The report said 47,000 loans worth $7.7 billion were made in 2012-13. The average loan was $162,000.
With repayments, the corporation’s loans-outstanding increased almost $2 billion to $25.1 billion.
Included in the total for last year was $2.3 billion in loans to producers younger than 40 and the launch of the $500 million Young Farmer Loan program.
FCC describes the sector as booming and optimistic, which president Greg Stewart said is reflected in the loan numbers.
“We believe in the strength of agriculture and the Canadians whose livelihood is food production,” he said in the annual report.
“We’re proud that more than 100,000 choose to be our customers.”
An FCC email said interest income increases as its loan portfolio ex-pands year after year, which adds to the bottom line.
In an interview at the Halifax meeting of federal-provincial agriculture ministers July 19, federal minister Gerry Ritz said the near-record numbers reflect both a buoyant farm economy and a well-run crown corporation.
“We point to these guys as examples of how to do it,” he said.
However, the FCC numbers also reflect Canada’s record farm debt, which Statistics Canada says increased by $4 billion last year to $72.2 billion.
Debt levels have more than tripled in the past two decades since the annual increase began. Every year has set a new farm debt record since 1994.

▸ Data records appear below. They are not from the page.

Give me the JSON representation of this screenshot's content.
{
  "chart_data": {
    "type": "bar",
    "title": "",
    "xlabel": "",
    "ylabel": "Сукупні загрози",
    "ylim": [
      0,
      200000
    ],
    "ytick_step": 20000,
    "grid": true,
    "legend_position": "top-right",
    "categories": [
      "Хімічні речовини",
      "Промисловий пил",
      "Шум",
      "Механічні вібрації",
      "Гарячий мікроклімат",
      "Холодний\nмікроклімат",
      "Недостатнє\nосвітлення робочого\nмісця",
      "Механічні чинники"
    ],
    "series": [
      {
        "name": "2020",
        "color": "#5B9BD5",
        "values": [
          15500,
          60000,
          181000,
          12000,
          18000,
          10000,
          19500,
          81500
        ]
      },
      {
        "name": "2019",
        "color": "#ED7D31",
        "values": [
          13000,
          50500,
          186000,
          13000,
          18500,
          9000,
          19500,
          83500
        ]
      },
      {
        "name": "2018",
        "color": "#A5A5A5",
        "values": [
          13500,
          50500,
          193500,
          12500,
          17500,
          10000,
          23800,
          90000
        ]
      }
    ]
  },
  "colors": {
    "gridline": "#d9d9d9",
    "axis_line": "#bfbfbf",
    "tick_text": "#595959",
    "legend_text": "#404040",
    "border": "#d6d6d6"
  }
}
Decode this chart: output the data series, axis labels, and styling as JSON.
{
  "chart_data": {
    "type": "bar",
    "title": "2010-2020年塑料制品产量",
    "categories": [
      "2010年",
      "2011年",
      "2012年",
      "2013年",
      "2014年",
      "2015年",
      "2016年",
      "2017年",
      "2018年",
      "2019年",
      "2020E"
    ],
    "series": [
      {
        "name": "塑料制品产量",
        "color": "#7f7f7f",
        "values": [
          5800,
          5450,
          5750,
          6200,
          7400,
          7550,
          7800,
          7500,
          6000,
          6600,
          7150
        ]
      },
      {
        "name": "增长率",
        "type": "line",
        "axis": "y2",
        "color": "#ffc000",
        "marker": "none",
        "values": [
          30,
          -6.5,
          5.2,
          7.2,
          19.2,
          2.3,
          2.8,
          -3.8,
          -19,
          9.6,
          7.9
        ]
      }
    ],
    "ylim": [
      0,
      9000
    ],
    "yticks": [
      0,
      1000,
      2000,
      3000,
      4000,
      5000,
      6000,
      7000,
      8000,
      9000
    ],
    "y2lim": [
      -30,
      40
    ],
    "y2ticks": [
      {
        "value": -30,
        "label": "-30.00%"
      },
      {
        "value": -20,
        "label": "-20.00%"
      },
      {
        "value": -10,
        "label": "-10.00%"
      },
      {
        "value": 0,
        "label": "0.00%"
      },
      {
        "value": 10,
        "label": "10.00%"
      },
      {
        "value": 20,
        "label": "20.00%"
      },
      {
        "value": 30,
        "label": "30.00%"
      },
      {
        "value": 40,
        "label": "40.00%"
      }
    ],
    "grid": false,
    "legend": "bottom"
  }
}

Lenders and many economists see the increased borrowing as a sign of optimism in the industry. However, even some bank industry officials have warned recently that with current debt levels, the inevitable interest rate increases in future years from current historic-low levels could cause many producers debt-servicing problems.
David Rinneard, director of agriculture and agribusiness for BMO, joined other senior bank officials in voicing concern during a May appearance before the Senate agriculture committee.
“Without question, debt is escalating and will continue to escalate in the sector,” he said.
“In many respects, it has been predicated on a very low interest-rate environment. I remind people when I can that is was just six years ago that interest rates were twice as high as they are today.”
He said many clients are shocked at the implication.
“If you ask anybody, regardless of the industry they are in, whether they can tolerate an interest rate that is twice as high as they are paying today, the response more often than not is ‘no.’ ”
Recently appointed chief risk officer Michael Hoffort said in the FCC report that the farm lender continues to apply “effective risk management” to ensure the financial strength of the corporation given the historic volatility of the agricultural economy.